第3話
以前まで屋上は生徒たちが自由に出入りできたのだが、少し離れた場所にある学校で屋上に設置してある天窓が割れる事故があり、それ以来屋上へ続く扉には鍵がかけられていた。
でも僕はある日の偶然その禁じられたはずの屋上の扉を開く方法を見つける。
その日は知哉や久兄、それにほかの連中から逃げるように校舎の北側に位置する今ではもう誰も来なくなった階段最上階の踊場で屋上への重い扉に背中を預けるようにぼんやりと座り込んでいた。
学校に来るのが嫌というわけでもないし、学校の連中を嫌いなわけでも、いじめを受けているわけでも、嫌われているわけでもない。逃げるようにやってきたのは付き合いが面倒だと感じたからだ。
僕には時々こういう気分になるときがある。
何が嫌というわけでもない、かといって良いというわけでもない。すべてが面倒でうっとうしく、そして疲れる。
学校という場所で人の居ないところを探すのは容易なことではない。簡単そうに思えるが必ず何かしらの人の気配が付きまとうのだ。
だがこの屋上へ続く階段と踊場は屋上に入れなくなってから唯一誰も絶対に来ない場所。幾度となくこの場所にやってきたがいつでもこの場所は静まり返っていた。
扉に背中をつけて階段に向かって腰を下ろした僕の視線は階段から踊場の隅へと移る。校長先生が綺麗好きで暗黙の了解でなのかそれとも、消防から何かしらの指摘があったのか、どの階段の踊場も物置状態になっているということは無い。
そんな何も無い空間に目をやったとき、何も無いはずの場所に何かが落ちているのを見つけた。
眼鏡をかけるほどではないが少々視力が悪い僕は一瞬それが何かしらの虫に見え、いったいこんなところに何の虫だろうと恐る恐るゆっくり近づく。しかしほんの数歩近づいた時点でそれが虫ではなく鍵であるのに気付いて手に取った。
僕の家の薄汚れた鍵とは違い、鍵を覗き込む僕の瞳がそこに映し出される。
「新しい鍵? 誰かが落としたとか?」
そう考えて僕は眉間に皺を寄せた。
ここで誰かが鍵を落としたということはこの場所に僕以外の誰かがやってきているということだ。
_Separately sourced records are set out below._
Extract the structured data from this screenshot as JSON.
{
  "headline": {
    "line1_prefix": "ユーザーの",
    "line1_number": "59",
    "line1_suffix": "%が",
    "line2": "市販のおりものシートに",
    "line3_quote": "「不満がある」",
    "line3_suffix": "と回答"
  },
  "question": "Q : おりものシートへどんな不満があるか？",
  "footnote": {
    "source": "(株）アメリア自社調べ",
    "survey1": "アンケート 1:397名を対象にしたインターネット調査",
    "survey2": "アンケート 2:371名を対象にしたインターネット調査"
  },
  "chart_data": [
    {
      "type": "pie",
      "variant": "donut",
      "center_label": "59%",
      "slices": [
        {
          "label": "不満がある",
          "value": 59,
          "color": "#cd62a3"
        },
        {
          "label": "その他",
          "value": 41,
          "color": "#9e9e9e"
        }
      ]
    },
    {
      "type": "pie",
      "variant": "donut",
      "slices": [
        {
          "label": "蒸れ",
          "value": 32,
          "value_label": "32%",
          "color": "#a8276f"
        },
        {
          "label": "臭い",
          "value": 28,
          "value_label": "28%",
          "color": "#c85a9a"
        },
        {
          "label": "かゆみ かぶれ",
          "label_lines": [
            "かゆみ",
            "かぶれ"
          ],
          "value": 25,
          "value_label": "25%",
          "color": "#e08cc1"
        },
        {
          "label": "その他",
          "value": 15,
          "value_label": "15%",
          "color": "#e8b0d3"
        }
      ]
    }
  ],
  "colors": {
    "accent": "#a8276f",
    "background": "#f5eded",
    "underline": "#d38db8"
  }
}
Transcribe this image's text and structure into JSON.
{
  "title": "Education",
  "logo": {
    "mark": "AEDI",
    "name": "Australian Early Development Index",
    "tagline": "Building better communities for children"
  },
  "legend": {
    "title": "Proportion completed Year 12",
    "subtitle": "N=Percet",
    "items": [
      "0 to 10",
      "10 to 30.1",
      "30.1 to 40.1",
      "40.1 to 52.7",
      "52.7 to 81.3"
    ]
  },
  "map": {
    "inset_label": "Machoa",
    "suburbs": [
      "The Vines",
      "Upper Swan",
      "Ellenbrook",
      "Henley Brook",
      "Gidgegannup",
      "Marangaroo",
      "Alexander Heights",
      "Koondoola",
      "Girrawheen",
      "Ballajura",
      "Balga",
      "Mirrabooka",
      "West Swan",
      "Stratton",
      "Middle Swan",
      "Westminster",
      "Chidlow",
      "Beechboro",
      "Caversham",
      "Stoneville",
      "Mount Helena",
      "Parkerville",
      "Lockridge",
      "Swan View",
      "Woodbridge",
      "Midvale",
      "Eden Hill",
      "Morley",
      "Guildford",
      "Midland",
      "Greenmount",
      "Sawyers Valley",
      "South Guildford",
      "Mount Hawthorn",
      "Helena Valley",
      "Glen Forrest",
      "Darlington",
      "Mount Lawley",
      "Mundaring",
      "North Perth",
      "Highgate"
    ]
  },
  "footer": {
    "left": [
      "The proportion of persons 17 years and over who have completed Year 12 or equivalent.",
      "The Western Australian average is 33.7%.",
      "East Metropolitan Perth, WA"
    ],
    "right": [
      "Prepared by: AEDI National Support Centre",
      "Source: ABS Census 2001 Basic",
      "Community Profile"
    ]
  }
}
なんだか嫌な気分になりながら職員室に届けようと振り返って足を止める。
職員室に行けばきっとどこで拾ったのかと聞かれるだろう、別に決して来てはいけないと禁止されている場所ではない。けれどなんだかこの場所を答えるのは嫌な気がした。
いったいどうしたものだろう、面倒なものをわすれていってくれたものだとため息をついた、僕の目の前に屋上への扉が映る。ドアノブの真ん中には鍵穴があり、僕は興味本位でその鍵穴に先ほど拾った新しい鍵を差し込んだ。
何の抵抗もなくすんなりと鍵穴は鍵を受け入れて、逆らわない方向へ回せば、かちんと錠が外れる音がする。
まさか本当に開いてしまうとは思わず、一瞬ためらったが僕はゆっくり扉を開き屋上へと出た。
体全体に当たってくる風がとても気持ちよく感じ、目の前に開けた風景はなんだか新鮮で、ゆっくり息を吸い込んで吐き出す。
誰も居ない屋上の空間がこれほどすがすがしいとは思わなかった。
だから、つい僕はその鍵をポケットにしまってしまった。
悪いことだというのは理解していたし、実際少々気もとがめたが持ち主が取り戻したければきっとここにも探しに来るだろうし、鉢合わせたらそのときに謝って返せば良いと自分に都合よく考えをまとめ罪悪感をしまいこんだ。
あれから数十回と屋上におとずれているが落とし主のような人、というかこの場所で自分以外の誰かに会うことはなく、僕は久兄や知哉、そしてそれ以外の人と接したくないときは必ず秘密の鍵を使って屋上に居た。
そして今日も屋上への階段を上り、ポケットからそっと鍵を取り出してドアノブの鍵穴に差し込んだ。
その瞬間だった。
「やっと見つけたぞ、泥棒」
突然聞こえた声と痛いほどに肩をつかんでくる手を眺め、さらにその手が伸びている先を見つめればそこには見たことない男子が一人居た。